A review of the record reveals no error by the chancellor of the circuit court in his findings of fact. The provision of the ante-nuptial agreement, which provided "* * * however, in any event, such sum shall be paid not later than six (6) months after the death of the party of the First Part * * *" was a condition precedent to any obligation on the part of the widow to comply with the obligation of her agreement contained in said ante-nuptial contract.

The condition precedent has been defined as one which calls for the performance of some act, or the happening of some event after a contract is entered into, upon the performance or happening of which its obligation to perform is made to depend. 7 Fla.Jur., Contracts, § 104, page 172.

"It is an elementary rule that there must be at least a substantial performance of conditions precedent in order to authorize a recovery as for performance of a contract. In no case can repudiation of the contract by one party be held equivalent to performance, or a legal excuse for non-performance, by the other party, of conditions precedent, so as to authorize recovery as for performance of such conditions precedent." 7 Fla.Jur., Contracts, § 130, page 197.

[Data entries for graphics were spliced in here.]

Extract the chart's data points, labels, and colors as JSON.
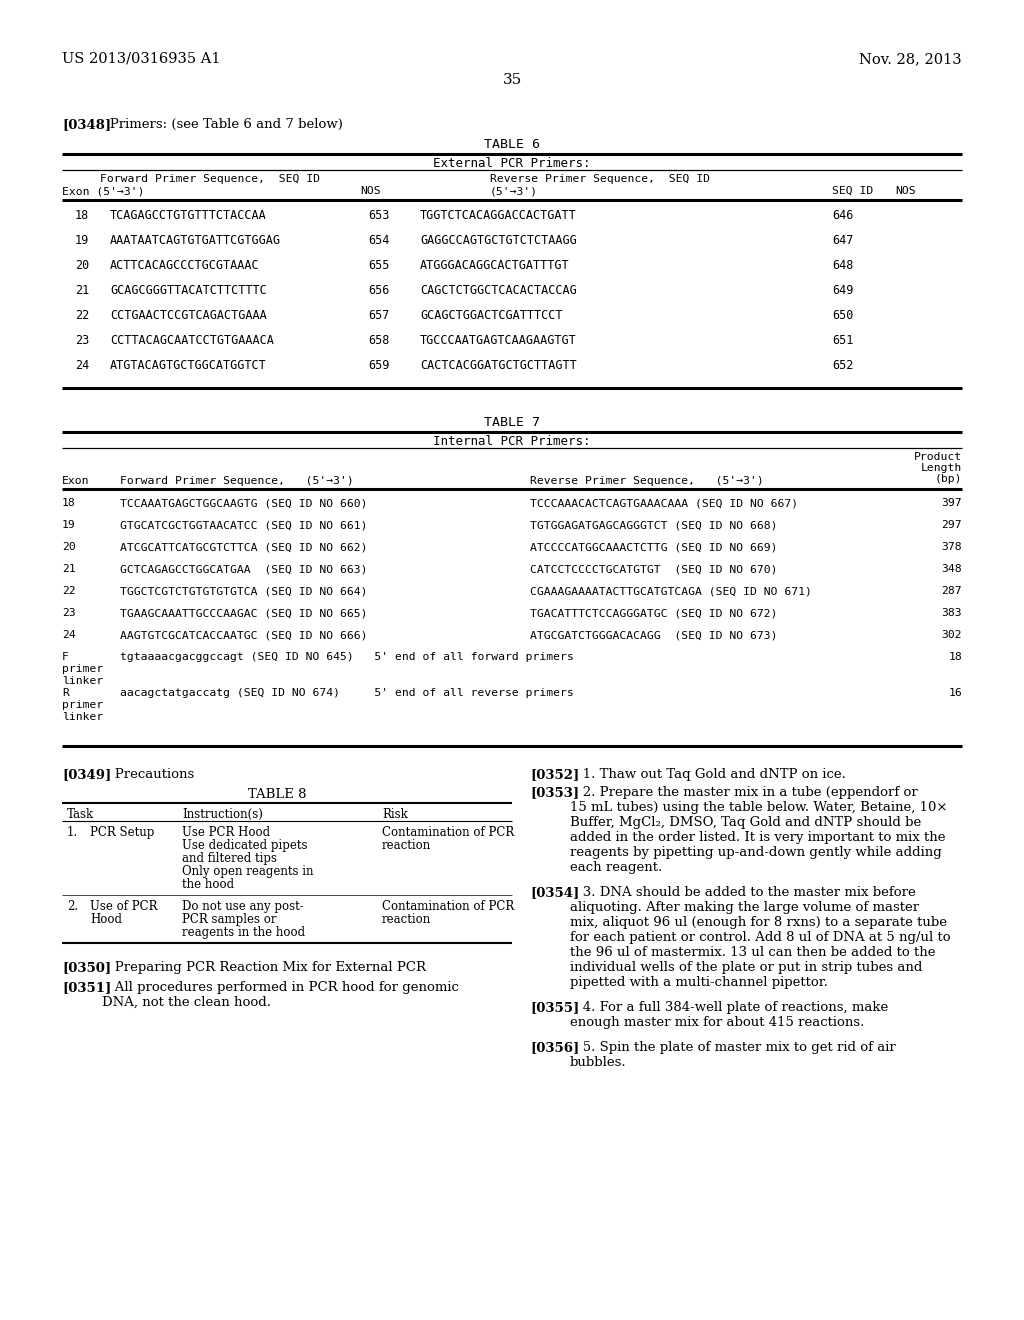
{
  "bg_color": "#ffffff",
  "header_left": "US 2013/0316935 A1",
  "header_right": "Nov. 28, 2013",
  "page_number": "35",
  "para_348_bold": "[0348]",
  "para_348_rest": "   Primers: (see Table 6 and 7 below)",
  "table6_title": "TABLE 6",
  "table6_subtitle": "External PCR Primers:",
  "table6_rows": [
    [
      "18",
      "TCAGAGCCTGTGTTTCTACCAA",
      "653",
      "TGGTCTCACAGGACCACTGATT",
      "646"
    ],
    [
      "19",
      "AAATAATCAGTGTGATTCGTGGAG",
      "654",
      "GAGGCCAGTGCTGTCTCTAAGG",
      "647"
    ],
    [
      "20",
      "ACTTCACAGCCCTGCGTAAAC",
      "655",
      "ATGGGACAGGCACTGATTTGT",
      "648"
    ],
    [
      "21",
      "GCAGCGGGTTACATCTTCTTTC",
      "656",
      "CAGCTCTGGCTCACACTACCAG",
      "649"
    ],
    [
      "22",
      "CCTGAACTCCGTCAGACTGAAA",
      "657",
      "GCAGCTGGACTCGATTTCCT",
      "650"
    ],
    [
      "23",
      "CCTTACAGCAATCCTGTGAAACA",
      "658",
      "TGCCCAATGAGTCAAGAAGTGT",
      "651"
    ],
    [
      "24",
      "ATGTACAGTGCTGGCATGGTCT",
      "659",
      "CACTCACGGATGCTGCTTAGTT",
      "652"
    ]
  ],
  "table7_title": "TABLE 7",
  "table7_subtitle": "Internal PCR Primers:",
  "table7_rows": [
    [
      "18",
      "TCCAAATGAGCTGGCAAGTG (SEQ ID NO 660)",
      "TCCCAAACACTCAGTGAAACAAA (SEQ ID NO 667)",
      "397"
    ],
    [
      "19",
      "GTGCATCGCTGGTAACATCC (SEQ ID NO 661)",
      "TGTGGAGATGAGCAGGGTCT (SEQ ID NO 668)",
      "297"
    ],
    [
      "20",
      "ATCGCATTCATGCGTCTTCA (SEQ ID NO 662)",
      "ATCCCCATGGCAAACTCTTG (SEQ ID NO 669)",
      "378"
    ],
    [
      "21",
      "GCTCAGAGCCTGGCATGAA  (SEQ ID NO 663)",
      "CATCCTCCCCTGCATGTGT  (SEQ ID NO 670)",
      "348"
    ],
    [
      "22",
      "TGGCTCGTCTGTGTGTGTCA (SEQ ID NO 664)",
      "CGAAAGAAAATACTTGCATGTCAGA (SEQ ID NO 671)",
      "287"
    ],
    [
      "23",
      "TGAAGCAAATTGCCCAAGAC (SEQ ID NO 665)",
      "TGACATTTCTCCAGGGATGC (SEQ ID NO 672)",
      "383"
    ],
    [
      "24",
      "AAGTGTCGCATCACCAATGC (SEQ ID NO 666)",
      "ATGCGATCTGGGACACAGG  (SEQ ID NO 673)",
      "302"
    ],
    [
      "F\nprimer\nlinker",
      "tgtaaaacgacggccagt (SEQ ID NO 645)   5' end of all forward primers",
      "",
      "18"
    ],
    [
      "R\nprimer\nlinker",
      "aacagctatgaccatg (SEQ ID NO 674)     5' end of all reverse primers",
      "",
      "16"
    ]
  ],
  "para_349_bold": "[0349]",
  "para_349_rest": "   Precautions",
  "table8_title": "TABLE 8",
  "table8_col_headers": [
    "Task",
    "Instruction(s)",
    "Risk"
  ],
  "table8_row1_task": [
    "1.",
    "PCR Setup"
  ],
  "table8_row1_inst": [
    "Use PCR Hood",
    "Use dedicated pipets",
    "and filtered tips",
    "Only open reagents in",
    "the hood"
  ],
  "table8_row1_risk": [
    "Contamination of PCR",
    "reaction"
  ],
  "table8_row2_task": [
    "2.",
    "Use of PCR",
    "Hood"
  ],
  "table8_row2_inst": [
    "Do not use any post-",
    "PCR samples or",
    "reagents in the hood"
  ],
  "table8_row2_risk": [
    "Contamination of PCR",
    "reaction"
  ],
  "para_350_bold": "[0350]",
  "para_350_rest": "   Preparing PCR Reaction Mix for External PCR",
  "para_351_bold": "[0351]",
  "para_351_rest": "   All procedures performed in PCR hood for genomic\nDNA, not the clean hood.",
  "para_352_bold": "[0352]",
  "para_352_rest": "   1. Thaw out Taq Gold and dNTP on ice.",
  "para_353_bold": "[0353]",
  "para_353_rest": "   2. Prepare the master mix in a tube (eppendorf or\n15 mL tubes) using the table below. Water, Betaine, 10×\nBuffer, MgCl₂, DMSO, Taq Gold and dNTP should be\nadded in the order listed. It is very important to mix the\nreagents by pipetting up-and-down gently while adding\neach reagent.",
  "para_354_bold": "[0354]",
  "para_354_rest": "   3. DNA should be added to the master mix before\naliquoting. After making the large volume of master\nmix, aliquot 96 ul (enough for 8 rxns) to a separate tube\nfor each patient or control. Add 8 ul of DNA at 5 ng/ul to\nthe 96 ul of mastermix. 13 ul can then be added to the\nindividual wells of the plate or put in strip tubes and\npipetted with a multi-channel pipettor.",
  "para_355_bold": "[0355]",
  "para_355_rest": "   4. For a full 384-well plate of reactions, make\nenough master mix for about 415 reactions.",
  "para_356_bold": "[0356]",
  "para_356_rest": "   5. Spin the plate of master mix to get rid of air\nbubbles."
}
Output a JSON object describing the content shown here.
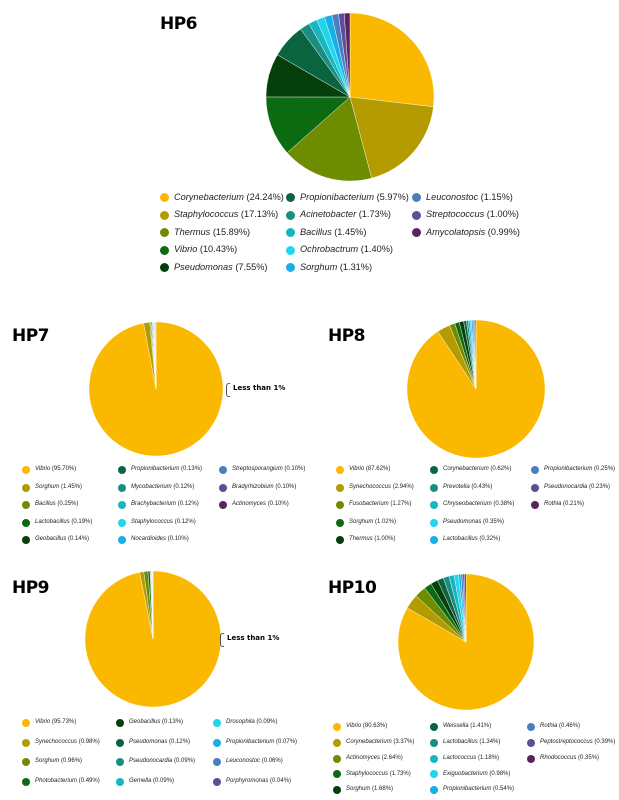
{
  "chart_data": [
    {
      "type": "pie",
      "title": "HP6",
      "labels": [
        "Corynebacterium",
        "Staphylococcus",
        "Thermus",
        "Vibrio",
        "Pseudomonas",
        "Propionibacterium",
        "Acinetobacter",
        "Bacillus",
        "Ochrobactrum",
        "Sorghum",
        "Leuconostoc",
        "Streptococcus",
        "Amycolatopsis"
      ],
      "value_labels": [
        "(24.24%)",
        "(17.13%)",
        "(15.89%)",
        "(10.43%)",
        "(7.55%)",
        "(5.97%)",
        "(1.73%)",
        "(1.45%)",
        "(1.40%)",
        "(1.31%)",
        "(1.15%)",
        "(1.00%)",
        "(0.99%)"
      ],
      "values": [
        24.24,
        17.13,
        15.89,
        10.43,
        7.55,
        5.97,
        1.73,
        1.45,
        1.4,
        1.31,
        1.15,
        1.0,
        0.99
      ],
      "colors": [
        "#fbb800",
        "#b49b00",
        "#6e8c00",
        "#0c6b10",
        "#053f0c",
        "#0a6440",
        "#1a8e80",
        "#16b6c1",
        "#1fd6ee",
        "#18aee6",
        "#4a80c0",
        "#604c98",
        "#5a2460"
      ],
      "legend_columns": 3,
      "annotation": ""
    },
    {
      "type": "pie",
      "title": "HP7",
      "labels": [
        "Vibrio",
        "Sorghum",
        "Bacillus",
        "Lactobacillus",
        "Geobacillus",
        "Propionibacterium",
        "Mycobacterium",
        "Brachybacterium",
        "Staphylococcus",
        "Nocardioides",
        "Streptosporangium",
        "Bradyrhizobium",
        "Actinomyces"
      ],
      "value_labels": [
        "(95.70%)",
        "(1.45%)",
        "(0.25%)",
        "(0.19%)",
        "(0.14%)",
        "(0.13%)",
        "(0.12%)",
        "(0.12%)",
        "(0.12%)",
        "(0.10%)",
        "(0.10%)",
        "(0.10%)",
        "(0.10%)"
      ],
      "values": [
        95.7,
        1.45,
        0.25,
        0.19,
        0.14,
        0.13,
        0.12,
        0.12,
        0.12,
        0.1,
        0.1,
        0.1,
        0.1
      ],
      "colors": [
        "#fbb800",
        "#b49b00",
        "#6e8c00",
        "#0c6b10",
        "#053f0c",
        "#0a6440",
        "#1a8e80",
        "#16b6c1",
        "#1fd6ee",
        "#18aee6",
        "#4a80c0",
        "#604c98",
        "#5a2460"
      ],
      "legend_columns": 3,
      "annotation": "Less than 1%"
    },
    {
      "type": "pie",
      "title": "HP8",
      "labels": [
        "Vibrio",
        "Synechococcus",
        "Fusobacterium",
        "Sorghum",
        "Thermus",
        "Corynebacterium",
        "Prevotella",
        "Chryseobacterium",
        "Pseudomonas",
        "Lactobacillus",
        "Propionibacterium",
        "Pseudonocardia",
        "Rothia"
      ],
      "value_labels": [
        "(87.62%)",
        "(2.94%)",
        "(1.27%)",
        "(1.02%)",
        "(1.00%)",
        "(0.62%)",
        "(0.43%)",
        "(0.38%)",
        "(0.35%)",
        "(0.32%)",
        "(0.25%)",
        "(0.23%)",
        "(0.21%)"
      ],
      "values": [
        87.62,
        2.94,
        1.27,
        1.02,
        1.0,
        0.62,
        0.43,
        0.38,
        0.35,
        0.32,
        0.25,
        0.23,
        0.21
      ],
      "colors": [
        "#fbb800",
        "#b49b00",
        "#6e8c00",
        "#0c6b10",
        "#053f0c",
        "#0a6440",
        "#1a8e80",
        "#16b6c1",
        "#1fd6ee",
        "#18aee6",
        "#4a80c0",
        "#604c98",
        "#5a2460"
      ],
      "legend_columns": 3,
      "annotation": ""
    },
    {
      "type": "pie",
      "title": "HP9",
      "labels": [
        "Vibrio",
        "Synechococcus",
        "Sorghum",
        "Photobacterium",
        "Geobacillus",
        "Pseudomonas",
        "Pseudonocardia",
        "Gemella",
        "Drosophila",
        "Propionibacterium",
        "Leuconostoc",
        "Porphyromonas"
      ],
      "value_labels": [
        "(95.73%)",
        "(0.98%)",
        "(0.96%)",
        "(0.49%)",
        "(0.13%)",
        "(0.12%)",
        "(0.09%)",
        "(0.09%)",
        "(0.09%)",
        "(0.07%)",
        "(0.06%)",
        "(0.04%)"
      ],
      "values": [
        95.73,
        0.98,
        0.96,
        0.49,
        0.13,
        0.12,
        0.09,
        0.09,
        0.09,
        0.07,
        0.06,
        0.04
      ],
      "colors": [
        "#fbb800",
        "#b49b00",
        "#6e8c00",
        "#0c6b10",
        "#053f0c",
        "#0a6440",
        "#1a8e80",
        "#16b6c1",
        "#1fd6ee",
        "#18aee6",
        "#4a80c0",
        "#604c98"
      ],
      "legend_columns": 3,
      "annotation": "Less than 1%"
    },
    {
      "type": "pie",
      "title": "HP10",
      "labels": [
        "Vibrio",
        "Corynebacterium",
        "Actinomyces",
        "Staphylococcus",
        "Sorghum",
        "Weissella",
        "Lactobacillus",
        "Lactococcus",
        "Exiguobacterium",
        "Propionibacterium",
        "Rothia",
        "Peptostreptococcus",
        "Rhodococcus"
      ],
      "value_labels": [
        "(80.63%)",
        "(3.37%)",
        "(2.64%)",
        "(1.73%)",
        "(1.68%)",
        "(1.41%)",
        "(1.34%)",
        "(1.18%)",
        "(0.98%)",
        "(0.54%)",
        "(0.46%)",
        "(0.39%)",
        "(0.35%)"
      ],
      "values": [
        80.63,
        3.37,
        2.64,
        1.73,
        1.68,
        1.41,
        1.34,
        1.18,
        0.98,
        0.54,
        0.46,
        0.39,
        0.35
      ],
      "colors": [
        "#fbb800",
        "#b49b00",
        "#6e8c00",
        "#0c6b10",
        "#053f0c",
        "#0a6440",
        "#1a8e80",
        "#16b6c1",
        "#1fd6ee",
        "#18aee6",
        "#4a80c0",
        "#604c98",
        "#5a2460"
      ],
      "legend_columns": 3,
      "annotation": ""
    }
  ]
}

This court finds that the letter written by appellants to the Widow Rothman was not a substantial compliance (if it could be considered in compliance whatsoever) of the condition precedent for the payment of the $5,000 within not less than six months as required by the ante-nuptial contract.

Accordingly, the summary final decree in favor of the appellees is affirmed.

Affirmed.

PEARSON, Acting Chief Judge, and CARROLL, CHAS., J., concur.